Slip opinion, supra at 7-8.

The Superior Court panel did not find that these facts were not of record or that if true they would not support a conscious shocking paradigm. The Superior Court instead, countered the argument by finding that expert testimony suggested that the highway junction was ill designed and therefore the jury could find justification for their apportionment of liability. The jury could and did do exactly that. That, however, begs the question before us; the question being whether the trial judge’s reasons for his act in granting a new trial were justified. If he was supported by facts of record, the very point of his grant is that, notwithstanding all the facts, certain facts are so clearly of greater weight that to ignore them or to give them equal weight with all the facts is to deny justice. We cannot find it wrong to believe that an inattentive driver barrelling into a marked exist ramp at 40-45 miles an hour, who did not stop for a “clearly visible” stop sign because he did not see it, and who was unable to control his vehicle at the intersection, is more at fault than those who maintain the road he was not sure he was on.
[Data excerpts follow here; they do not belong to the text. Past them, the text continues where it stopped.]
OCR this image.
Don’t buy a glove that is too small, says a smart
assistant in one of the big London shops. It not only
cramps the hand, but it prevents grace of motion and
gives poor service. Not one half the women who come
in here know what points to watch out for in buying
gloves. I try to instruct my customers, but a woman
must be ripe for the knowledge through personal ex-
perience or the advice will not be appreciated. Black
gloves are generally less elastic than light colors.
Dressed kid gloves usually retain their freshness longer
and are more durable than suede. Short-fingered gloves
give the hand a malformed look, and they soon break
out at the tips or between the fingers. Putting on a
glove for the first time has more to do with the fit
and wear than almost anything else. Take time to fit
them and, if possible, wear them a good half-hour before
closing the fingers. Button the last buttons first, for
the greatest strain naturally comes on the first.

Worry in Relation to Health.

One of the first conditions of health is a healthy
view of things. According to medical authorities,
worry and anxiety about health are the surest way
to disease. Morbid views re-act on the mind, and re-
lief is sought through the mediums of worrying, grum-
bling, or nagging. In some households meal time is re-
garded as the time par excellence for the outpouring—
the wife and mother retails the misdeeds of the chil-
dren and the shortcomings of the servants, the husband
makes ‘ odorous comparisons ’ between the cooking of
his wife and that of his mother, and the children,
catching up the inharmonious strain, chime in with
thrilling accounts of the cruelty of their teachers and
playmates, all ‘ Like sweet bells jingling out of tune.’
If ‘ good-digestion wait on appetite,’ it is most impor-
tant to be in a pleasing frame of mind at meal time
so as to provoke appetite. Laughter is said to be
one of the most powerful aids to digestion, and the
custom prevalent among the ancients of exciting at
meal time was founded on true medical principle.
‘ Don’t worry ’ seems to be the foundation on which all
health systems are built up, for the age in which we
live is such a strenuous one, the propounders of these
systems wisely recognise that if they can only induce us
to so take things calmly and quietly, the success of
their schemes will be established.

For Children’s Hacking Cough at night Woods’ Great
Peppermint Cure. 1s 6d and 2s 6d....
*602The order of the Superior Court is reversed and the order of the trial court is reinstated. The record is remanded to the Court of Common Pleas of Philadelphia for a new trial, limited to the issue of the apportionment of negligence.5

HUTCHINSON, J., joins this opinion and files a separate concurring opinion. LARSEN, J., files a dissenting opinion in which PAPADAKOS, J., joins.

. The doctrine of comparative negligence has been adopted by statute in this Commonwealth. Act of April 28, 1978, P.L. 202, No. 53, § 10(89), as amended October 5, 1980, P.L. 693, No. 142, § 222(a), 42 Pa.C.S. § 7102.

. Act of July 9, 1976, P.L. 586, No. 142, § 2, 42 Pa.C.S. §§ 8301, 8302.

. The $500,000 verdict was comprised of a $400,000 award on the survival action and a $100,000 award for the wrongful death. Since the Commonwealth had not been timely sued for wrongful death, the lower court vacated the Commonwealth’s portion of the $100,000 wrongful death award, reducing the total verdict to $465,000.

. The settlements with plaintiff did not render the dispute as to the apportionment of liability moot, since the ultimate apportionment of liability in this case will govern the defendants’ rights of contribution amongst each other in a pending contribution action. 42 Pa.C.S. § 7102(b). Review of the verdict will not force plaintiff to relitigate her claim, nor will it violate the integrity of the settlements.

. We do not interpret the trial court's order to necessitate a retrial of the plaintiffs verdict. Rather, any retrial is to be limited to the issue of apportionment of negligence against the three defendants, each of whom was found to be negligent to some extent. Finally, we note that in this appeal the Commonwealth has separately challenged the trial court's refusal to grant their motion for judgment N.O.V. A review of the record satisfies us that a jury could have properly found that the Commonwealth was partially liable for the accident in question. Therefore, we detect no error in the decision of the trial court.